Pharmacokinetic Evaluation of EXPAREL in Adults Undergoing Tonsillectomy

Blood samples for bupivacaine PK analysis will be obtained from subjects at baseline (within
30 minutes prior to EXPAREL infiltration), 15 minutes, 30 minutes, and 1, 2, 4, 8, 12, 24,
36, 48, and 72 hours after the beginning of EXPAREL infiltration, and on Day 7.

Inclusion Criteria:

- Male or female, ≥18 years of age at the Screening Visit.

- Subjects undergoing tonsillectomy with or without removal of the adenoids.

- Able and willing to comply with all study visits and procedures.

- Willing and capable of providing written informed consent.

Exclusion Criteria:

- History of hypersensitivity or idiosyncratic reaction to amide-type local
anesthetics.

- Received any investigational drug within 30 days prior to EXPAREL administration,
and/or has planned administration of another investigational product or procedure
while participating in this study.

- Currently pregnant, nursing, or planning to become pregnant during the study or
within 1 month after EXPAREL administration.

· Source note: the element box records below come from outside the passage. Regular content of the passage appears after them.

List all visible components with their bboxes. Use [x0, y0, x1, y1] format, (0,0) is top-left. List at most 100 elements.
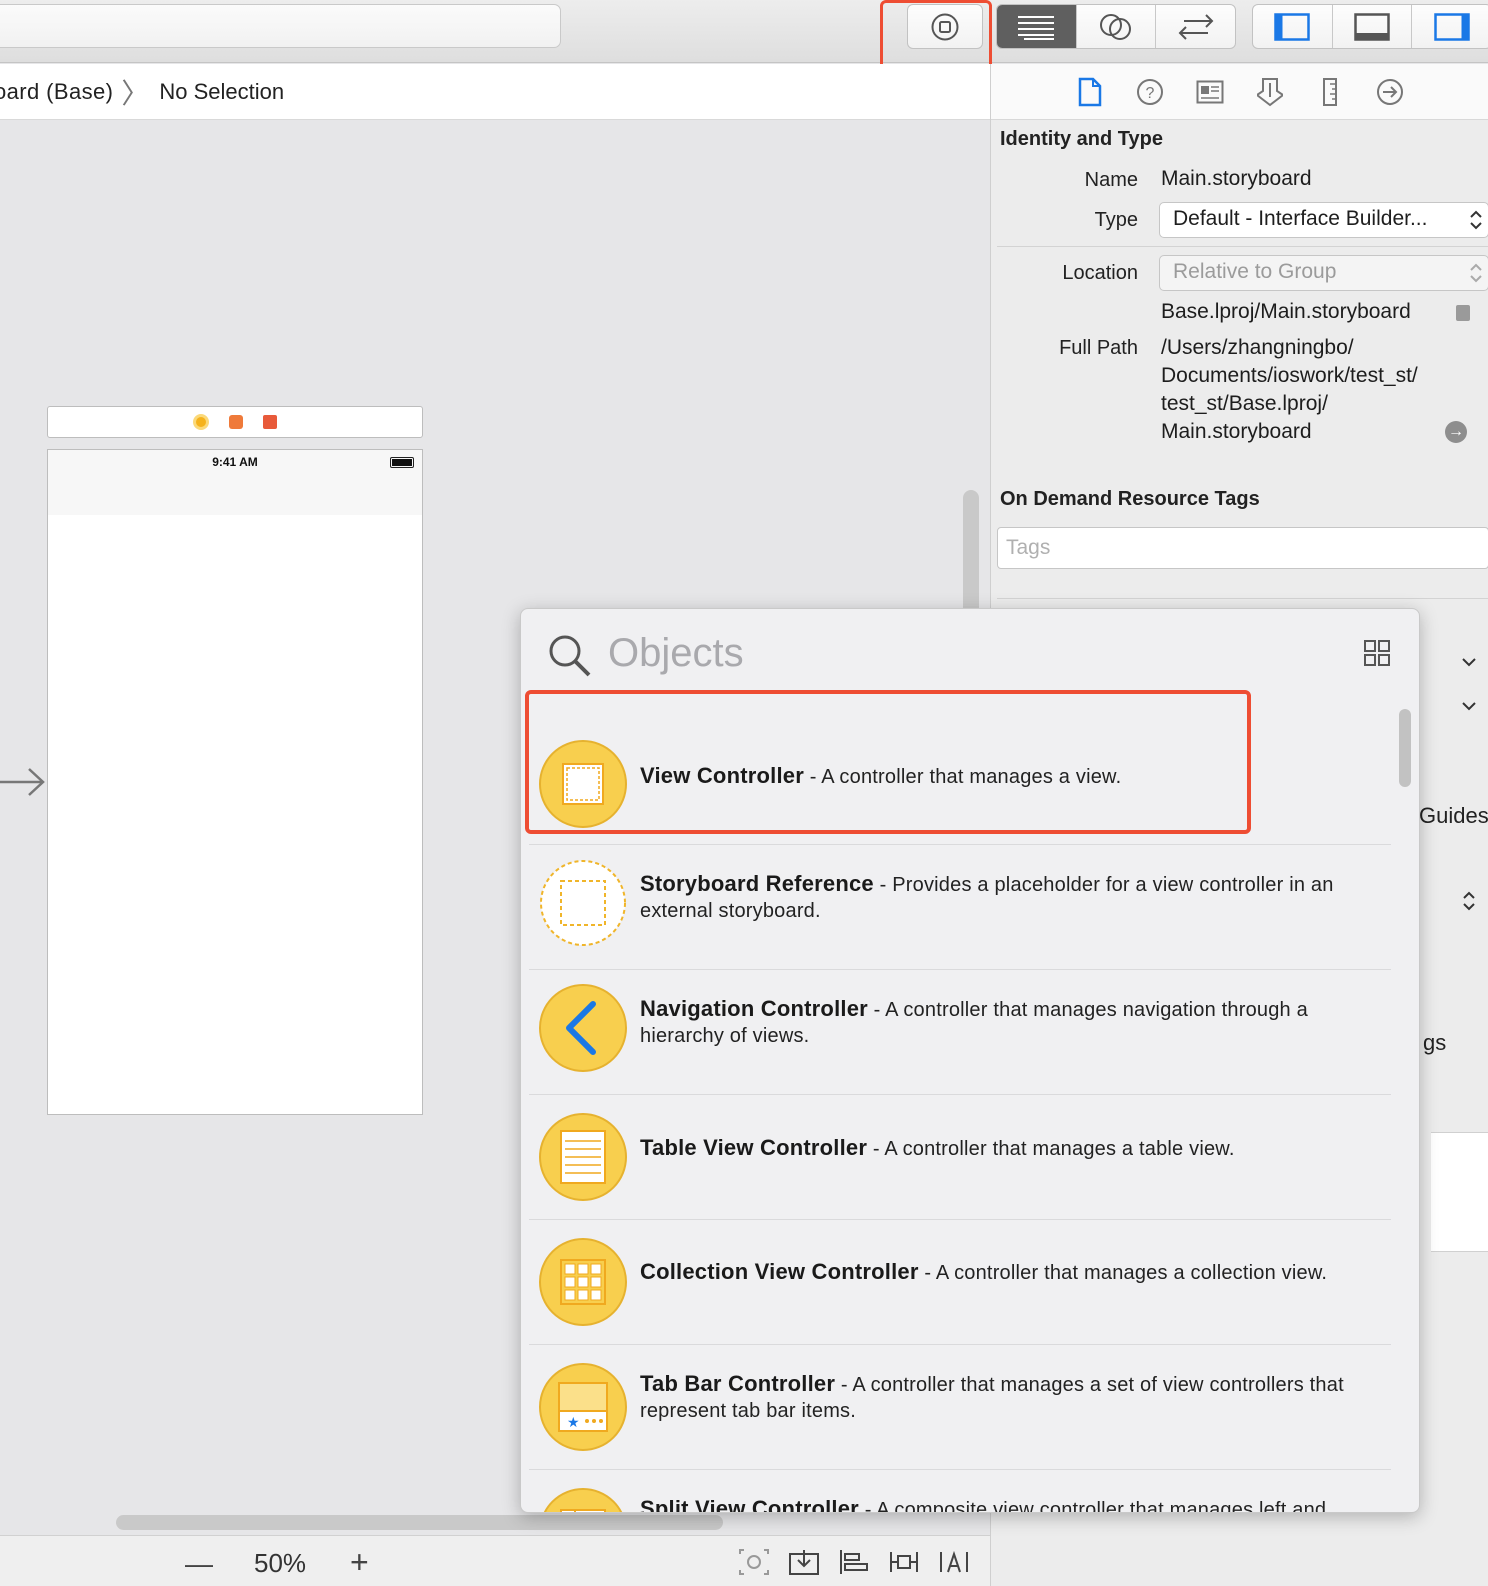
full-path-value: /Users/zhangningbo/ Documents/ioswork/te… — [1161, 334, 1418, 446]
pin-icon[interactable] — [888, 1548, 920, 1576]
full-path-line: Main.storyboard — [1161, 420, 1312, 443]
grid-view-icon[interactable] — [1363, 639, 1391, 667]
canvas-horizontal-scrollbar[interactable] — [116, 1515, 723, 1530]
library-scrollbar[interactable] — [1399, 709, 1411, 787]
tags-input[interactable]: Tags — [997, 527, 1488, 569]
hidden-panel — [1431, 1132, 1488, 1252]
tab-file-inspector[interactable] — [1076, 77, 1104, 107]
activity-viewer — [0, 4, 561, 48]
navigator-panel-icon — [1274, 12, 1311, 41]
breadcrumb-storyboard[interactable]: oard (Base) — [0, 79, 113, 105]
location-label: Location — [1062, 262, 1138, 284]
assistant-editor-icon — [1100, 13, 1131, 40]
zoom-level[interactable]: 50% — [254, 1548, 306, 1579]
toggle-utilities-button[interactable] — [1412, 5, 1488, 48]
type-value: Default - Interface Builder... — [1173, 207, 1428, 230]
jump-bar: oard (Base) 〉 No Selection — [0, 64, 990, 120]
list-item[interactable]: Storyboard Reference - Provides a placeh… — [529, 845, 1391, 970]
canvas-vertical-scrollbar[interactable] — [963, 490, 979, 620]
chevron-down-icon[interactable] — [1461, 698, 1477, 714]
view-toggle-control — [1252, 4, 1488, 49]
list-item[interactable]: ★ Tab Bar Controller - A controller that… — [529, 1345, 1391, 1470]
list-item-text: Split View Controller - A composite view… — [640, 1496, 1380, 1513]
item-desc: - A controller that manages a table view… — [867, 1138, 1235, 1160]
tab-connections-inspector[interactable] — [1376, 77, 1404, 107]
full-path-line: /Users/zhangningbo/ — [1161, 336, 1354, 359]
toggle-debug-area-button[interactable] — [1333, 5, 1413, 48]
item-name: Split View Controller — [640, 1496, 859, 1513]
zoom-in-button[interactable]: + — [350, 1544, 369, 1581]
list-item[interactable]: Collection View Controller - A controlle… — [529, 1220, 1391, 1345]
version-editor-icon — [1178, 13, 1214, 40]
tab-bar-controller-icon: ★ — [539, 1363, 627, 1451]
choose-file-icon[interactable] — [1456, 305, 1470, 321]
embed-in-stack-icon[interactable] — [788, 1548, 820, 1576]
popup-arrows-icon[interactable] — [1461, 889, 1477, 913]
list-item-text: Navigation Controller - A controller tha… — [640, 996, 1380, 1049]
odr-section-title: On Demand Resource Tags — [1000, 488, 1260, 510]
search-input[interactable]: Objects — [608, 631, 744, 676]
list-item-text: Tab Bar Controller - A controller that m… — [640, 1371, 1380, 1424]
battery-icon — [390, 457, 414, 468]
status-time: 9:41 AM — [212, 455, 258, 469]
list-item-text: Storyboard Reference - Provides a placeh… — [640, 871, 1380, 924]
tab-quick-help[interactable]: ? — [1136, 77, 1164, 107]
list-item[interactable]: Table View Controller - A controller tha… — [529, 1095, 1391, 1220]
align-icon[interactable] — [838, 1548, 870, 1576]
version-editor-button[interactable] — [1156, 5, 1235, 48]
chevron-down-icon[interactable] — [1461, 654, 1477, 670]
inspector-tabs: ? — [991, 64, 1488, 120]
debug-panel-icon — [1354, 12, 1390, 41]
search-icon — [549, 635, 591, 677]
first-responder-icon[interactable] — [229, 415, 243, 429]
item-name: Table View Controller — [640, 1135, 868, 1160]
resolve-auto-layout-icon[interactable] — [938, 1548, 970, 1576]
popup-arrows-icon — [1470, 263, 1482, 283]
layout-tools — [738, 1548, 970, 1576]
view-controller-dock-icon[interactable] — [193, 414, 209, 430]
collection-view-controller-icon — [539, 1238, 627, 1326]
view-controller-scene[interactable]: 9:41 AM — [47, 449, 423, 1115]
popup-arrows-icon — [1470, 210, 1482, 230]
guides-label: Guides — [1419, 803, 1488, 828]
item-name: Collection View Controller — [640, 1259, 919, 1284]
exit-icon[interactable] — [263, 415, 277, 429]
standard-editor-icon — [1018, 15, 1055, 40]
navigation-controller-icon — [539, 984, 627, 1072]
list-item[interactable]: Navigation Controller - A controller tha… — [529, 970, 1391, 1095]
initial-entry-arrow-icon[interactable] — [0, 767, 46, 797]
breadcrumb-selection[interactable]: No Selection — [159, 79, 284, 105]
location-popup[interactable]: Relative to Group — [1159, 255, 1488, 291]
full-path-line: test_st/Base.lproj/ — [1161, 392, 1328, 415]
tab-size-inspector[interactable] — [1316, 77, 1344, 107]
location-value: Relative to Group — [1173, 260, 1337, 283]
assistant-editor-button[interactable] — [1077, 5, 1157, 48]
scene-dock — [47, 406, 423, 438]
reveal-in-finder-icon[interactable]: → — [1445, 421, 1467, 443]
table-view-controller-icon — [539, 1113, 627, 1201]
split-view-controller-icon — [543, 1488, 623, 1512]
list-item[interactable]: Split View Controller - A composite view… — [529, 1470, 1391, 1513]
full-path-label: Full Path — [1059, 337, 1138, 359]
attributes-icon — [1257, 77, 1283, 106]
tab-attributes-inspector[interactable] — [1256, 77, 1284, 107]
update-frames-icon[interactable] — [738, 1548, 770, 1576]
divider — [997, 598, 1488, 599]
toggle-navigator-button[interactable] — [1253, 5, 1333, 48]
status-bar: 9:41 AM — [48, 450, 422, 515]
connections-icon — [1377, 78, 1403, 105]
type-popup[interactable]: Default - Interface Builder... — [1159, 202, 1488, 238]
utilities-panel-icon — [1433, 12, 1470, 41]
zoom-out-button[interactable]: — — [184, 1548, 214, 1580]
type-label: Type — [1094, 209, 1138, 231]
standard-editor-button[interactable] — [997, 5, 1077, 48]
tab-identity-inspector[interactable] — [1196, 77, 1224, 107]
canvas-bottom-bar: — 50% + — [0, 1535, 990, 1586]
item-name: Tab Bar Controller — [640, 1371, 836, 1396]
tags-label: gs — [1423, 1030, 1447, 1055]
library-search[interactable]: Objects — [521, 609, 1419, 699]
name-label: Name — [1084, 169, 1138, 191]
full-path-line: Documents/ioswork/test_st/ — [1161, 364, 1418, 387]
toolbar — [0, 0, 1488, 63]
ruler-icon — [1323, 77, 1337, 106]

Female subjects must be surgically
sterile, at least 2 years postmenopausal, or using an acceptable method of birth
control. If of childbearing potential, must have a documented negative pregnancy
test within 24 hours before EXPAREL administration.

- Subjects with significant medical conditions or laboratory results that, in the
opinion of the Investigator, indicate an increased vulnerability to EXPAREL and/or
procedures, or cause inability to comply with the study requirements.